INVESTIGADORES
KRAPOVICKAS Veronica
congresos y reuniones científicas
Título:
Desert systems, climate change, and trace fossils
Autor/es:
KRAPOVICKAS, V.; MÁNGANO M.G.; BUATOIS, L.; MARSICANO, C.A.
Reunión:
Congreso; Fourth International Congress on Ichnology (ICHNIA); 2016
Resumen:
Desert settings consist of complex mosaics of habitats or physical units associated with organism activity. Trace-fossil distribution can be understood as reflecting the partitioning of desert settings in a mosaic of landscape units, characterized by water content and its temporal fluctuations, nutrient availability, nature of the substrate, and the dominant organisms present.

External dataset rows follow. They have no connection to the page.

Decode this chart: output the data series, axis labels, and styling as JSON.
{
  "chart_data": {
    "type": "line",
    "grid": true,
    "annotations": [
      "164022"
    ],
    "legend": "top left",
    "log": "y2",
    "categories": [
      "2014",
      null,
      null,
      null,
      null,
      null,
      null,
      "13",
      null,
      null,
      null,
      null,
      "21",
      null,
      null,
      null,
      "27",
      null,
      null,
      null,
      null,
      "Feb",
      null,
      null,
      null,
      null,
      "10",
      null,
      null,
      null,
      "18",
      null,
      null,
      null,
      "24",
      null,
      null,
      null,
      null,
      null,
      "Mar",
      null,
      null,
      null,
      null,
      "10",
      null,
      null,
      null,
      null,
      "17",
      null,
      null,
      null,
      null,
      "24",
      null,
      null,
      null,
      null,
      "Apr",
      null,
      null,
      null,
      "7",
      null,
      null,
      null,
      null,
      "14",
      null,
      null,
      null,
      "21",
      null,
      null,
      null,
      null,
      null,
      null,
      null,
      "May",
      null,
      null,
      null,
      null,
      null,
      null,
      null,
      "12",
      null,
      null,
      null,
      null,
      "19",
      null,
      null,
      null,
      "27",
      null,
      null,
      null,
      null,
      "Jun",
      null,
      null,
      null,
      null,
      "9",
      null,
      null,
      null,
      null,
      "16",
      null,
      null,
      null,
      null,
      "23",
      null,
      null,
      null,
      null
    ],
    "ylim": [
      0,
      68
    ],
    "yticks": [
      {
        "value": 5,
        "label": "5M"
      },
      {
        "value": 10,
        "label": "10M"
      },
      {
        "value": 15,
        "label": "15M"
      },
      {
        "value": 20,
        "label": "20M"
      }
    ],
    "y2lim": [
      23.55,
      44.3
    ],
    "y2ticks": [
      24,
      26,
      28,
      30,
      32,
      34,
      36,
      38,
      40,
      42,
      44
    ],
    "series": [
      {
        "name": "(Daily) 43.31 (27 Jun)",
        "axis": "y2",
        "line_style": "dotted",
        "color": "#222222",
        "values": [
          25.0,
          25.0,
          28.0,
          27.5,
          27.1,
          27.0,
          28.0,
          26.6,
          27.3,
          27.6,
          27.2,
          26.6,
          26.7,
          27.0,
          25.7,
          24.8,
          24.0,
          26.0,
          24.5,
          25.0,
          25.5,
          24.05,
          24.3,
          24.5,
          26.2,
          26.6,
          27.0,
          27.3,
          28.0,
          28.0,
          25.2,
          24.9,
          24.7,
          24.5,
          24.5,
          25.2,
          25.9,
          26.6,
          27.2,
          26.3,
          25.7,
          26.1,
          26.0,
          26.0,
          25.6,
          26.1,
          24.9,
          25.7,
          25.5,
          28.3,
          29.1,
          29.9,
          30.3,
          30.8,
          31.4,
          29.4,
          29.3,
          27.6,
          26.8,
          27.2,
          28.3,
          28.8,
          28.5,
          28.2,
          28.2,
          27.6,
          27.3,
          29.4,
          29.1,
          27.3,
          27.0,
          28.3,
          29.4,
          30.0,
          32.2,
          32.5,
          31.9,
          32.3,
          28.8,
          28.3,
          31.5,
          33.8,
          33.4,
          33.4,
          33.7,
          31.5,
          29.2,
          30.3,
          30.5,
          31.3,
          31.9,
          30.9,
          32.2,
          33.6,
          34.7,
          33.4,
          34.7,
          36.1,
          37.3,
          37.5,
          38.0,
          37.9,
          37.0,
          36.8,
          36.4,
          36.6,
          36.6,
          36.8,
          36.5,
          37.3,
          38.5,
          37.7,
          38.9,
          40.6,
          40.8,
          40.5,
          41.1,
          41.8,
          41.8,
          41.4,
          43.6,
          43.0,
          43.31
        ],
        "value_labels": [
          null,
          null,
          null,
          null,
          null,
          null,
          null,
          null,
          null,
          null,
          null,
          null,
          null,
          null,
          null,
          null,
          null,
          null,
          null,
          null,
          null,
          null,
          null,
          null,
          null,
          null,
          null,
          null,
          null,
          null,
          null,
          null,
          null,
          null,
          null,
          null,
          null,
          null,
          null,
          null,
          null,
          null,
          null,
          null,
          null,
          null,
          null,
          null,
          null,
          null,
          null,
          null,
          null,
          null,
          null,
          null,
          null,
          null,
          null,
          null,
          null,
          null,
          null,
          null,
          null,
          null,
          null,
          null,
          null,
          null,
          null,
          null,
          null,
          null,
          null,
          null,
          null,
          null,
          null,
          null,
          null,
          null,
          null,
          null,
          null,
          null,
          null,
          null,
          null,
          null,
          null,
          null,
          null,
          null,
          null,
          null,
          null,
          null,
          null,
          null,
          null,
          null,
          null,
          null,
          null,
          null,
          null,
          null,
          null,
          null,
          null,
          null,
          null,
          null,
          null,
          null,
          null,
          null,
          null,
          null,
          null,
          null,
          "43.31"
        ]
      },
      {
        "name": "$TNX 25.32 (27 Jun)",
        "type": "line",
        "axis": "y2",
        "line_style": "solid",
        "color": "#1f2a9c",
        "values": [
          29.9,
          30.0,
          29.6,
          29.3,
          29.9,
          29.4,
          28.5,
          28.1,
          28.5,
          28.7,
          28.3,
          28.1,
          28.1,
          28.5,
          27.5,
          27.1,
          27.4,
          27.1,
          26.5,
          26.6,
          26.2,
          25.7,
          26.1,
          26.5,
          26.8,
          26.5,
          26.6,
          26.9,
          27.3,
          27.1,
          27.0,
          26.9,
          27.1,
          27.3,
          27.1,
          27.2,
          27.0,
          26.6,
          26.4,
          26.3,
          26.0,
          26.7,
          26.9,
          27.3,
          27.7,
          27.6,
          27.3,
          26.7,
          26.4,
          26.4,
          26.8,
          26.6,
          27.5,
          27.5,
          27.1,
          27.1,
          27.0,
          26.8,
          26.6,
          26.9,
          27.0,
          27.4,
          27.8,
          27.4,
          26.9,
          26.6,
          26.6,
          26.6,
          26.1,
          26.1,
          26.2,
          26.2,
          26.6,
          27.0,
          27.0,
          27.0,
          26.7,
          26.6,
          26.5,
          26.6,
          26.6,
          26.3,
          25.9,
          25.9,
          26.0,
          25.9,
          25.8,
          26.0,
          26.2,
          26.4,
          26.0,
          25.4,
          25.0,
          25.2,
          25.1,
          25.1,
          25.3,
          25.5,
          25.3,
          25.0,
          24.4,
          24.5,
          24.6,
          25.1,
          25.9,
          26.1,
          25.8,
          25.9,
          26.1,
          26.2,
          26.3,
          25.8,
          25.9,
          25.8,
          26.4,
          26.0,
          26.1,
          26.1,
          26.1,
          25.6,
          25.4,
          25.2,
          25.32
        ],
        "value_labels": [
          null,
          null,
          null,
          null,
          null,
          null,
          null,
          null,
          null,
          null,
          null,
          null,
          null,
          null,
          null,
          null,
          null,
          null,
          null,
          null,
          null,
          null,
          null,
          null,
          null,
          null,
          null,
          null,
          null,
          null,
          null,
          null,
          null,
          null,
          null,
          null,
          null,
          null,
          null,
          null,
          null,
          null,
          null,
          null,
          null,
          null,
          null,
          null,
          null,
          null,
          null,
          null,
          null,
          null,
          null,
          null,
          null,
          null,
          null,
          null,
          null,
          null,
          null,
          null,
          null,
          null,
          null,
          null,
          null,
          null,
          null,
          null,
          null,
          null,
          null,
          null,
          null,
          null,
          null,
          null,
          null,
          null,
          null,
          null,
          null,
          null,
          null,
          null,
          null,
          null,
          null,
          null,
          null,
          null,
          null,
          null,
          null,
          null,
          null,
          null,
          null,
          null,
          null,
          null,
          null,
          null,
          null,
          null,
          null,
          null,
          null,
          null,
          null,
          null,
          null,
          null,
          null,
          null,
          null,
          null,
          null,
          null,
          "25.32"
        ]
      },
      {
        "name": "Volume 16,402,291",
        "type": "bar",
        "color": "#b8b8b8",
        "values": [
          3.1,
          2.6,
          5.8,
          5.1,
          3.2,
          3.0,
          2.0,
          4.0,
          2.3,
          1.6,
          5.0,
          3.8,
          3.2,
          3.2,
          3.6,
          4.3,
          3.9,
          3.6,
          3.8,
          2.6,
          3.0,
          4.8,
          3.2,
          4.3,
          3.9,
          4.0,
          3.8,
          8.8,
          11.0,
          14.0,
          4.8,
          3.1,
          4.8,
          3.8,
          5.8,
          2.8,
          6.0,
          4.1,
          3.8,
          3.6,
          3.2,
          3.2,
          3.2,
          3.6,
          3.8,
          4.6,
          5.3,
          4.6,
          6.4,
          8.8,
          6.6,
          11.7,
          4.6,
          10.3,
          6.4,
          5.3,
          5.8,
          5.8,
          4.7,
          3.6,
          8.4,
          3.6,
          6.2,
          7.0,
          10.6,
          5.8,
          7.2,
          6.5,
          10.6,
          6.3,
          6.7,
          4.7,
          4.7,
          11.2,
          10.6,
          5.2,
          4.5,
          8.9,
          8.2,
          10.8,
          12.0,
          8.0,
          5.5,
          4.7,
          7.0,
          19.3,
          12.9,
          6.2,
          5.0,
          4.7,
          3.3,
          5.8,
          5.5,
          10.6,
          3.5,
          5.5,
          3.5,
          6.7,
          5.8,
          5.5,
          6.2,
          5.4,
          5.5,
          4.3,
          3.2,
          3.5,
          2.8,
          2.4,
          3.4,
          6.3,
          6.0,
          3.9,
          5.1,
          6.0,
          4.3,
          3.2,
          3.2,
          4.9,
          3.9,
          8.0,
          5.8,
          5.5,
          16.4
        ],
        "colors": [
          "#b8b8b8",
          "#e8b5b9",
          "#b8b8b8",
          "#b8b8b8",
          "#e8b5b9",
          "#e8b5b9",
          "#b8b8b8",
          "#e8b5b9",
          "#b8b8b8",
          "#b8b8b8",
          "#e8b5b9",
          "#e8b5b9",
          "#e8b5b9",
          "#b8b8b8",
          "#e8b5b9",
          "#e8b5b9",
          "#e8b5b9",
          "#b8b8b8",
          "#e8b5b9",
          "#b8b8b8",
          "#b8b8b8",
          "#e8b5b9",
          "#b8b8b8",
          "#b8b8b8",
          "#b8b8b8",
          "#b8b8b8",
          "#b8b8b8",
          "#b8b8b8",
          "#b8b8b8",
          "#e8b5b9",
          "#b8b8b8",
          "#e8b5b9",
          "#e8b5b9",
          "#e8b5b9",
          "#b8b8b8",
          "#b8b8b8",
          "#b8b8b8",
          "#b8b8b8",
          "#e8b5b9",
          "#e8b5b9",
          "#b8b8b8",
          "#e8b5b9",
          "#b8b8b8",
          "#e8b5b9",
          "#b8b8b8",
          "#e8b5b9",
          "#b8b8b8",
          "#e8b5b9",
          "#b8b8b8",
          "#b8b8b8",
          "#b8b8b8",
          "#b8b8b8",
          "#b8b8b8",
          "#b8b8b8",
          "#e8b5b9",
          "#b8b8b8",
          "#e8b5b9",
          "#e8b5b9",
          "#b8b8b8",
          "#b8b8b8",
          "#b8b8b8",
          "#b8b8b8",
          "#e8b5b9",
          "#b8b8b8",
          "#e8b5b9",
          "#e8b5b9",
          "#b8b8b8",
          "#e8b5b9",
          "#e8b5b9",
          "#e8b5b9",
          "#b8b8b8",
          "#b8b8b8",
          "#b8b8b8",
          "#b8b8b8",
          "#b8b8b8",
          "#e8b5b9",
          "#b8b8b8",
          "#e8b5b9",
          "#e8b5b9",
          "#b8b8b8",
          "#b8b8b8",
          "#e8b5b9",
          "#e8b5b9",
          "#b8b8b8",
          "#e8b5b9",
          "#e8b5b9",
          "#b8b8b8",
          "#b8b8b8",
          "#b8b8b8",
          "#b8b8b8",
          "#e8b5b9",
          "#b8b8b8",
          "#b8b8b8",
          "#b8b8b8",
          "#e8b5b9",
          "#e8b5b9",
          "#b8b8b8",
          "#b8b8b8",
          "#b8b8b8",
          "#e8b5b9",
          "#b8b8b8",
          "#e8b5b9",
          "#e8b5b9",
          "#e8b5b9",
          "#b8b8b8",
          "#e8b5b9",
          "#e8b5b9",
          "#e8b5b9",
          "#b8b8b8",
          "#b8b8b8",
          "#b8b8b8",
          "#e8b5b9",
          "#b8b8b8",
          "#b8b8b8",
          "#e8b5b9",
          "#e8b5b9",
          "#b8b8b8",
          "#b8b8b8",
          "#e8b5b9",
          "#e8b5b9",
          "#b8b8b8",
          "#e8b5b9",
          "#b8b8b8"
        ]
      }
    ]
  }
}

In turn, desert systems are dynamic entities that change as a response to regional climate. Landscape units, such as eolian sand seas, salt flat and playa lake systems, ephemeral rivers and alluvial fans, interact in response to regional-scale climate variations in hyper-arid, arid, and semiarid climatic settings. Ancient deserts completely developed under hyper-arid climatic conditions rarely preserve ichnofossils due to the absence of moisture near the surface. The alternation of wet periods may represent windows for life development and thus, preservation of biogenic structures. Arid deserts display complex patterns of dunes combined with dry, wet, and flooded interdunes. Dry desert elements (e.g. dunes, interdunes, sand sheets) typically record the Entradichnus-Octopodichnus and Chelichnus Ichnofacies. Slight rises in regional precipitation produce elevation of the water table and increase of fluvial discharges that provide water and sediment to the system. These processes may result in the local concentration of ichnofossils in wet interdunes and ephemeral fluvial systems, illustrating the Scoyenia and Chelichnus Ichnofacies. In semiarid systems playa lakes expand by the addition of freshwater, evolving into freshwater lakes, and fluvial systems may become more common; lake margins and fluvial overbanks typically contain trace-fossil assemblages that may be ascribed to the Scoyenia Ichnofacies.